Ещё затемно, чтобы с Повелителем отстоять первую молитву, малый совет собрался перед дверью Тимура.
Хмуро поглядывали барласы, уставшие за ночь и ожидавшие смены. Серебряным клювом чистил ржавые крылья беркут, привязанный к шесту. Близилось то смутное мгновенье, когда ночь переходит в утро и молитвой надлежит встретить его начало.

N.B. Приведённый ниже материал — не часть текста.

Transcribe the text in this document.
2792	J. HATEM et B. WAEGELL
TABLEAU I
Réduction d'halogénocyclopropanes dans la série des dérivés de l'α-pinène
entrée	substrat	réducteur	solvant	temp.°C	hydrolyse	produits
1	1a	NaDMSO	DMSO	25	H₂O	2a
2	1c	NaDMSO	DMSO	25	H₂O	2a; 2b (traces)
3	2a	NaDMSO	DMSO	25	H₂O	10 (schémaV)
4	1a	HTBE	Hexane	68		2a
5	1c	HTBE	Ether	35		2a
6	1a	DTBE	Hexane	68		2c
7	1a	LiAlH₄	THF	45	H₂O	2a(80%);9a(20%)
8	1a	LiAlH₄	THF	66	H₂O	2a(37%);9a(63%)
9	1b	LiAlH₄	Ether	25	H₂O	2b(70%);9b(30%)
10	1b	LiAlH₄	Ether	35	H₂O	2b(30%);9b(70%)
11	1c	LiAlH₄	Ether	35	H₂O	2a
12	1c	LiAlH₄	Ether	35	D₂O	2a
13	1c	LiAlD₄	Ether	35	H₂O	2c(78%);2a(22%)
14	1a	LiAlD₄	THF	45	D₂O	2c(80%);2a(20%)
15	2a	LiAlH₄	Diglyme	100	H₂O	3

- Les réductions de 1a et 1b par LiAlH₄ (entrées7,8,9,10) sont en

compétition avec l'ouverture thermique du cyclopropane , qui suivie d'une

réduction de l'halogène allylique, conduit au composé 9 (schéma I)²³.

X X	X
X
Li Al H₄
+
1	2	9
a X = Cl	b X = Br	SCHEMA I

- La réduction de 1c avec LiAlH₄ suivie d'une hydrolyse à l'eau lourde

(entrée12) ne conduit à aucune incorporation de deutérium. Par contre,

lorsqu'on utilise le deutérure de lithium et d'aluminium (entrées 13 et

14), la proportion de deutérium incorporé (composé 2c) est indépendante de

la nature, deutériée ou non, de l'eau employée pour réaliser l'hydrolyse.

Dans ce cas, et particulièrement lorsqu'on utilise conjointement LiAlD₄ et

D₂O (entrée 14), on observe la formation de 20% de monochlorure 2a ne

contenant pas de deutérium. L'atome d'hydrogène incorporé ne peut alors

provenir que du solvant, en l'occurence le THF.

Однорукий Тимур не мог охотиться с беркутом, но давно, когда была цела другая рука, он любил эту охоту, стремительный гон с птицей на рукавичке, ловко направляя коня наперерез убегающей лисе или корсаку. С тех пор за ним возили беркутов или соколов, и часы одиночества он подчас коротал возле той или другой птицы. Ему порой казалось, что птица понимает его лучше, чем люди, спрашивал её молча, стесняясь стражи, всегда находящейся где-то неподалёку.
Тимур вышел. Кадий прошёл вперёд. Помолились.
В мареве разгорающегося утра все сели в неизменном порядке, как следовало сидеть на совете, будь он большим ли, малым ли.
Не в первый раз приходилось Тимуру спрашивать соратников о проступках своих наследников. То о сыне, о Мираншахе, то теперь о внуках, Искандере и Султан-Хусейне.